Foreign investors are showing stronger appetite for Nigeria as inflows from foreign sources into the foreign exchange (forex) market rose to the highest level in more than five years.
Latest report at the Nigerian Autonomous Foreign Exchange Market (NAFEM) yesterday indicated that monthly inflows to the forex market rose by 53.5 per cent to $4.74 billion in January 2025, from $3.09 billion recorded in December 2024.
The surge was particularly driven by inflows from foreign sources, which jumped to its highest level in more than five years, with an increase of 192.1 per cent from $790.3 million in December 2024 to $2.31 billion in January 2025.
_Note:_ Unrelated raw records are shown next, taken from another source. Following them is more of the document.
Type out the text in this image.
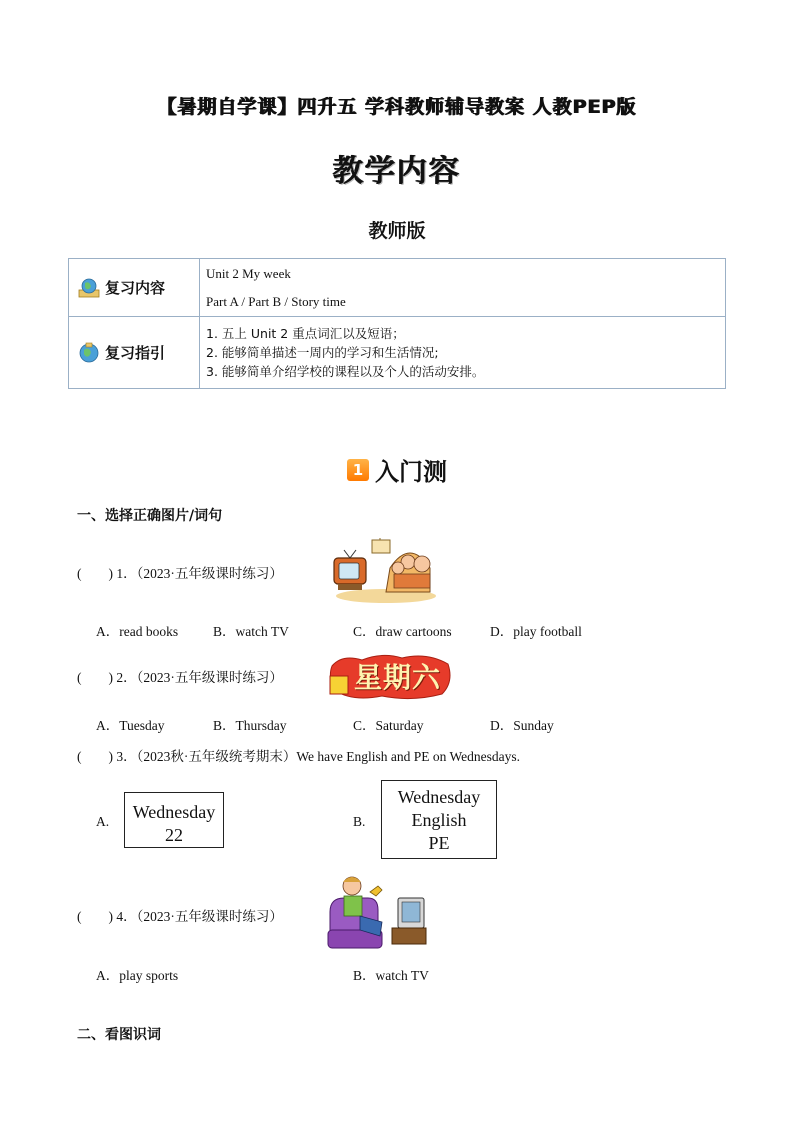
【暑期自学课】四升五 学科教师辅导教案 人教PEP版
教学内容
教师版
复习内容	Unit 2 My week
Part A / Part B / Story time

复习指引	1. 五上 Unit 2 重点词汇以及短语；
2. 能够简单描述一周内的学习和生活情况;
3. 能够简单介绍学校的课程以及个人的活动安排。
1 入门测
一、选择正确图片/词句
(　　) 1．（2023·五年级课时练习）
A．read books	B．watch TV	C．draw cartoons	D．play football
(　　) 2．（2023·五年级课时练习）	星期六
A．Tuesday	B．Thursday	C．Saturday	D．Sunday
(　　) 3．（2023秋·五年级统考期末）We have English and PE on Wednesdays.
A.	Wednesday
22
B.
Wednesday
English
PE
(　　) 4．（2023·五年级课时练习）
A．play sports	B．watch TV
二、看图识词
Foreign sources accounted for 48.8 per cent of total inflows into the forex market while collections from local sources accounted for 51.2 per cent.
Inflows from foreign sources underscored increased investors’ appetite for Nigerian investments.
Foreign portfolio investments (FPIs) transactions grew by 213 per cent between December 2024 and January 2025. This moderated decline in inflows from other corporates and foreign direct investments (FDI), which dropped by 45.4 per cent and 36.5 per cent respectively.
Inflows from local sources inched up by 5.6 per cent from $2.3 billion in December 2024 to $2.43 billion in January 2025, driven by increases across all segments.
Also, inflows from individuals rose by 33.2 per cent while inflows from the Central Bank of Nigeria (CBN) and exporters and importers improved by 20.1 per cent and 20.9 per cent respectively. However, inflows from non-bank corporates dropped by 10.7 per cent.
Analysts said the upsurge in inflows underlined increased market confidence and improved trade opportunities at the Nigerian capital market.
‘Barring any shock, we anticipate forex inflows to remain robust in the short term due to improved market confidence, which has been bolstered by the adoption of the Electronic Foreign Exchange Market System (EFEMS)’, Cordros Capital stated.
FPI transactions at the Nigerian Exchange (NGX) had more than doubled from N410.62 billion in 2023 to N852.03 billion in 2024.
The increase in foreign transactions supported resilient domestic demand to push NGX to its highest-ever turnover of N5.587 trillion in 2024. It had recorded N3.578 trillion in 2023.
Nigerian equities market started this year on a bullish note with net capital gain of N1.95 trillion in January 2025. Most analysts expected the market to record a double-digit return for the year.
Aggregate market value of all quoted equities at the NGX closed January 2025 at N64.709 trillion as against N62.763 trillion recorded as the year’s opening value.
The All Share Index (ASI)- the common value-based index that tracks all share prices at the NGX, posted average return of 1.53 per cent in January 2025, rising from the year’s opening index of 102,926.40 points to close at 104,496.12 basis points.
Nigeria’s recent $2.2 billion Eurobond had recorded 300 per cent oversubscription with investors staking $9 billion on the country’s first Eurobond in more than two years. Nigeria offered two tenors of a six and half years and 10 years Eurobonds, with both medium-tenor and long-tenor bonds massively oversubscribed.
The strong international demand allowed Nigeria to tighten its coupon rates with the guidance rates for the 6.5 years and 10 years bonds at 9.625 per cent and 10.375 per cent respectively, a substantial discount to initial guidance.
Experts have attributed the upbeat at the stock market to the increasing attractiveness of the Nigerian market to foreign investors, the ongoing economic reforms, resilient earnings by Nigerian companies, exchange rate differential, banking recapitalisation and the reform in the oil sector.
Managing Director of AIICO Capital, Dr Femi Ademola, said Nigerian equities have become very attractive to both foreign and domestic investors.
‘The equities market has become very attractive, mostly due to the devaluation of the currency, which make the shares very cheap, especially to foreign investors’.